Eric Chevillard

Les Absences du Capitaine Cook

Minuit, 256 p.

Le pétale de tulipe, quand il penche et s'incurve, atteint spontanément et avec la plus grande élégance la forme idéale de la cuillère à soupe. Le premier chapitre des Absences du Capitaine Cook expose longuement les possibilités mais aussi, il faut le reconnaître, les limites de cette technologie. Aussi l'auteur suggère-t-il «de disposer en permanence de plusieurs bottes de tulipes plus ou moins avancées» pour pallier la fragilité de l'ustensile. Pourtant, un peu plus haut, n'a-t-il pas averti: «On ne coupe pas une fleur sans dégât, aussitôt le monde meurt»?

Qui entrerait ainsi dans l'œuvre d'Eric Chevillard risque d'être déconcerté. Un fil narratif aussi insaisissable que les vrilles du liseron, l'absence, conformément au titre, du héros, une écriture qui prend appui sur des métaphores saisies au pied de la lettre pour bondir et rebondir de phrase en phrase dans un stupéfiant et délicieux toboggan verbal. Ces glissades sémantiques, l'auteur les pratique depuis Mourir m'enrhume en 1987. Puis, en dix romans déconcertants, il a poussé très loin l'art de jeter au-dessus de vertigineux abîmes de nonsense les légères passerelles d'une logique veloutée de folie. En 1990, Chevillard publiait Palafox, un récit parcouru par un être à l'identité insaisissable, passant d'un avatar à l'autre, tantôt gazelle, tantôt paramécie, au sein d'une même phrase. Les Absences du Capitaine Cook sont de cette veine virtuose. On pense à Michaux qui, lui aussi, «intervenait» pour modifier, améliorer l'ordre du monde selon des lois mystérieuses. La comparaison s'arrête là: l'écriture de Chevillard défie les filiations. Sauf peut-être, pour l'art du détour, rappelle-t-il Tristram Shandy.

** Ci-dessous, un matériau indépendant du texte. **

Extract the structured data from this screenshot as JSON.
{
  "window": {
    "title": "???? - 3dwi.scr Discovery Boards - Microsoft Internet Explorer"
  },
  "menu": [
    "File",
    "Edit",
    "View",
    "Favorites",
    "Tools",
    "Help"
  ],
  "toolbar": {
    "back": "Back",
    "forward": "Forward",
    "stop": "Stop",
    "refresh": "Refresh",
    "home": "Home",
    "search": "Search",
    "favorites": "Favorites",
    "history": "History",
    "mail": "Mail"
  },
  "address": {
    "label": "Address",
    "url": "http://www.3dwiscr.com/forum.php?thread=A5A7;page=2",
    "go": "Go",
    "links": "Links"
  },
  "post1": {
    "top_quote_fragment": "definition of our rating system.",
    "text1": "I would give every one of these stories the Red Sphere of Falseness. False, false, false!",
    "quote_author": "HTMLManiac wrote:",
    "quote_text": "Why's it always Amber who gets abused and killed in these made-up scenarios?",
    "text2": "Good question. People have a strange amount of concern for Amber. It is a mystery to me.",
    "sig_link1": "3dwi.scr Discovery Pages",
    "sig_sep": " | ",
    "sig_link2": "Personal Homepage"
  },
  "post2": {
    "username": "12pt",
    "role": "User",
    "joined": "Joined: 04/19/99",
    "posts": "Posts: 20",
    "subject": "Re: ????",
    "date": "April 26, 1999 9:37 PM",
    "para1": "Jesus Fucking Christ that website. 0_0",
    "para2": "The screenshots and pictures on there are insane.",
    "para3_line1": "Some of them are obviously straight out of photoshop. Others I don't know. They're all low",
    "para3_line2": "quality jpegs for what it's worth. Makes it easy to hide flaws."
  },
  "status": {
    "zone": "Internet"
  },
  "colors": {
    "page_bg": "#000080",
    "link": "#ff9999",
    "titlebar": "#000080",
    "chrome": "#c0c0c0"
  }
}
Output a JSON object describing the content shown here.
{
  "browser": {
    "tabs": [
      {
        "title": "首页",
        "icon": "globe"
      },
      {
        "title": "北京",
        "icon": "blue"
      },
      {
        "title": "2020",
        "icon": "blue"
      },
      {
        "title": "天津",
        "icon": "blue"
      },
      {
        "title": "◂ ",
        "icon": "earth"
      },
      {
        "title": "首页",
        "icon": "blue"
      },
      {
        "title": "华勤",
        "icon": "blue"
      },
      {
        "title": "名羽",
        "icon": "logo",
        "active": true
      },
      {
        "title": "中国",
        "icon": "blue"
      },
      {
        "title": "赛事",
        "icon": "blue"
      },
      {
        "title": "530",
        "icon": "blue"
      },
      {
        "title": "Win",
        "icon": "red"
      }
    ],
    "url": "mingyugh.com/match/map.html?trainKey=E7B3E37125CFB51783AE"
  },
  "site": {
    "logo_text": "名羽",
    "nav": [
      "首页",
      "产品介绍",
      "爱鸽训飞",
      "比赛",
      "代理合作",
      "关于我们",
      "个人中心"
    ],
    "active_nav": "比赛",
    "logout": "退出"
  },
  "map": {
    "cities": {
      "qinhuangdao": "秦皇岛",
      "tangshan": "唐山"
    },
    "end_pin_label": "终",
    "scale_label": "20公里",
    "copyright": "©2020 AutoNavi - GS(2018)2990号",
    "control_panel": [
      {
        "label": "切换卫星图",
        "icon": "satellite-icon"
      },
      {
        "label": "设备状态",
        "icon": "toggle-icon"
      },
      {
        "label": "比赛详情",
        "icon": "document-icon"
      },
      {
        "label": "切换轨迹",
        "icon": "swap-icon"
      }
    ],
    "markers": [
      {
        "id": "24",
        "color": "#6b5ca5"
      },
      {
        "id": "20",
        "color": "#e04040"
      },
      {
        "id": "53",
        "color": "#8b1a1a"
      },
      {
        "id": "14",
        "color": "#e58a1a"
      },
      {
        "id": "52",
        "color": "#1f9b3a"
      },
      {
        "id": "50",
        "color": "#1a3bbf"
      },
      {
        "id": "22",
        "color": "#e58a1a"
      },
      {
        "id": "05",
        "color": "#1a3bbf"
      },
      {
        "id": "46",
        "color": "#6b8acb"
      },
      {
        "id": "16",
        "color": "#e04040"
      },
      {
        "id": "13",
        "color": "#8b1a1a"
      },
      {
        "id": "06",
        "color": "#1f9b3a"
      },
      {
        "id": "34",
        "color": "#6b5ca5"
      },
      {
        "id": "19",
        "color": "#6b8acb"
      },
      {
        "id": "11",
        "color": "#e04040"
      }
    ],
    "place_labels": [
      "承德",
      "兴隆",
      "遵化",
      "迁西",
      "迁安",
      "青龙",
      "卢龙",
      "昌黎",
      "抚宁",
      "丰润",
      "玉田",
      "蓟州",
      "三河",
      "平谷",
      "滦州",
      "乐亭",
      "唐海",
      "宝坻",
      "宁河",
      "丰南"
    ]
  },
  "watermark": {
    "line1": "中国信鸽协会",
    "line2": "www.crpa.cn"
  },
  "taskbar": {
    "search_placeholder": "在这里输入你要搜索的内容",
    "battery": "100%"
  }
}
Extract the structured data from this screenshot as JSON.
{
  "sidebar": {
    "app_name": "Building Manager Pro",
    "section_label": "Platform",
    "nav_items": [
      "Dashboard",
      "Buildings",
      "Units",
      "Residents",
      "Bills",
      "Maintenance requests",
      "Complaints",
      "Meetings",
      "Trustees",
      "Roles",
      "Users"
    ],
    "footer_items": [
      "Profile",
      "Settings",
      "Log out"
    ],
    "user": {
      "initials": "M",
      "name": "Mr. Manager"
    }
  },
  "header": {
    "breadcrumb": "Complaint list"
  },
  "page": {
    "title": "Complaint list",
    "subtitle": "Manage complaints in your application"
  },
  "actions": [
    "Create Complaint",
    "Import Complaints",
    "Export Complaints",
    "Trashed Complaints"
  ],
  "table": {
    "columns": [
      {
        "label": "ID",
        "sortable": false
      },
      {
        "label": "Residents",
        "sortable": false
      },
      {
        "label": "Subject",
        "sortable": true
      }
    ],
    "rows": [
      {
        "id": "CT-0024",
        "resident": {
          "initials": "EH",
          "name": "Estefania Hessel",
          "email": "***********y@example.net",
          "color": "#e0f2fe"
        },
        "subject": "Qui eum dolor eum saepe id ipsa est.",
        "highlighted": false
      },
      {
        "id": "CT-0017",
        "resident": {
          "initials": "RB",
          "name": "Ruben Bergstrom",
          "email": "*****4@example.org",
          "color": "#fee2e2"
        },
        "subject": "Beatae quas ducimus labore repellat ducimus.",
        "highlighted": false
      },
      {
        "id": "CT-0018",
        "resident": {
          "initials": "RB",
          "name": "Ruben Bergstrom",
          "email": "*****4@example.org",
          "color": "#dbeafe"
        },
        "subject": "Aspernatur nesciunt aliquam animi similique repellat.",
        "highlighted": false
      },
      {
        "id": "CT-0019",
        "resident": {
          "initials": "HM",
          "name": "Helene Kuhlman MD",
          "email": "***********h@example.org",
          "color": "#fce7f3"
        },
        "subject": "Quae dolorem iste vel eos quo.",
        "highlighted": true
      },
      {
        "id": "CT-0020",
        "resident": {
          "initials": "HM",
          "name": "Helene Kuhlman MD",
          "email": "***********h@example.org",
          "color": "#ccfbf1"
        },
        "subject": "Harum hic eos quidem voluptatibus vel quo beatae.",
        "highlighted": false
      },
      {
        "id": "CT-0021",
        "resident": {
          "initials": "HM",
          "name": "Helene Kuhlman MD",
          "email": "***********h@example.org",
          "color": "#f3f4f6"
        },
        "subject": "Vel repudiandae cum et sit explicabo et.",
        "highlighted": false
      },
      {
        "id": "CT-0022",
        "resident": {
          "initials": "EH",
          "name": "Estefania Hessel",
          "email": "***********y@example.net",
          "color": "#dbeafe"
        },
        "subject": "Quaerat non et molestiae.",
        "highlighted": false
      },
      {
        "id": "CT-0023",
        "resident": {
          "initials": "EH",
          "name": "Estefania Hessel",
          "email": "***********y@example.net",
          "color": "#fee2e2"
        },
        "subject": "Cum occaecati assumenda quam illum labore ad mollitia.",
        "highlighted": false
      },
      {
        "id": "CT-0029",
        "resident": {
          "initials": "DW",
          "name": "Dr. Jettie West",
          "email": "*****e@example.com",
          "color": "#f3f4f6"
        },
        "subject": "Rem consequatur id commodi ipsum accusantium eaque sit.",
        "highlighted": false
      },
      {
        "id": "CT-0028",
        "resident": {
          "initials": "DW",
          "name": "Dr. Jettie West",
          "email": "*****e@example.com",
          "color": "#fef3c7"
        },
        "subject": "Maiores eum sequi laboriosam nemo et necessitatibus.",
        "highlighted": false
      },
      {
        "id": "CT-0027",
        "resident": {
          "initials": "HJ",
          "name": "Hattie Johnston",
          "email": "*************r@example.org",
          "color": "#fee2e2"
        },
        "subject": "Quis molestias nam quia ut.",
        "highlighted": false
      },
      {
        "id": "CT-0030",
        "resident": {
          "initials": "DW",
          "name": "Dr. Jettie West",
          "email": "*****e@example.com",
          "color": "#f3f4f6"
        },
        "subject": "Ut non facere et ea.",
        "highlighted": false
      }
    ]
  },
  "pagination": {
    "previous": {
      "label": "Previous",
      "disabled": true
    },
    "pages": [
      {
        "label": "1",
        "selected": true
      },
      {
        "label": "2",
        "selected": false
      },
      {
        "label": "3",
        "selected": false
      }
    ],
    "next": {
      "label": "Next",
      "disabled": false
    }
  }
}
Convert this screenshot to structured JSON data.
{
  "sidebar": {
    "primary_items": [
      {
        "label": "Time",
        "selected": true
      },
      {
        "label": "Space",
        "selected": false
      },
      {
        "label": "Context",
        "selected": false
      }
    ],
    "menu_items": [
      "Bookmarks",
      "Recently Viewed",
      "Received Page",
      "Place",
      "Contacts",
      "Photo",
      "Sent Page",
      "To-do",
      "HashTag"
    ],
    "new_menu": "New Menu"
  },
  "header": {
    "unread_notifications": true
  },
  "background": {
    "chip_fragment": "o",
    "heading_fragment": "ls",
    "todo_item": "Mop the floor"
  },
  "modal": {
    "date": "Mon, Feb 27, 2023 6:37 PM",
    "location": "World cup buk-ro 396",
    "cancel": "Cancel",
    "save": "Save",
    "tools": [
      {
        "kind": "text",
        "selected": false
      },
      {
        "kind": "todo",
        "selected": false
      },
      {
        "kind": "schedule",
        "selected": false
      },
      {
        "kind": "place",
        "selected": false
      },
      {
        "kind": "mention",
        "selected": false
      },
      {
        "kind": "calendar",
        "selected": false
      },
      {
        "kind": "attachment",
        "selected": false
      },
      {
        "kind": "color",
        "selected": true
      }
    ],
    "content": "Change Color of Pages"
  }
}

Chacun des trente-trois chapitres s'ouvre par un de ces descriptifs désuets qui en annoncent les intentions. Ainsi le premier présente «notre homme», héros substitut du Capitaine Cook, absent. Le deuxième arrive «à point nommé», un autre «relève un peu l'ensemble», le dernier «qui ménage peut-être une issue enfin» révèle en effet la forme circulaire du récit puisqu'on y retrouve une réflexion sur les pastèques inaugurée bien avant. Entre-temps, tel le comte de La Pérouse chargé de rechercher «toutes les terres ayant échappé à l'attention de Cook», l'auteur, sollicitant parfois la collaboration d'un personnage qui passait par là ou d'un lecteur complaisant, épuise les ressources du lexique puis, comme une énumération ne fait pas un roman, déploie d'autres artifices, déplie les métaphores, fait jaillir des proverbes: «Chaton assoupi oxygène le tigre de son rêve.»

Chevillard pousse si loin l'art de la digression qu'elle envahit tout le récit, comme une végétation proliférante. La logique délirante est chaque fois poussée dans ses retranchements, les événements se culbutent, s'enchaînent en cascades, équivalents verbaux des catastrophes visuelles de Fischli et Weiss; tout va très vite, les mots, le sens, le rythme de la phrase. Un conseil pratique chasse une ébauche de conte qui succédait à une leçon de choses.

L'incertitude règne, tout vacille, l'allumette a quinze secondes «pour convaincre de la nécessité de l'incendie», se lave-t-on les mains qu'un lavabo vous aspire tout entier, on se noie dans son lac intérieur, la bouche dévore le visage même qui l'arbore, une mère ne révèle que tardivement à son enfant l'existence d'un frère siamois. On cherche dans le volume tout corné encore un exemple, il en vient cent: suffit! Allez voir chez Chevillard, vous n'en reviendrez pas!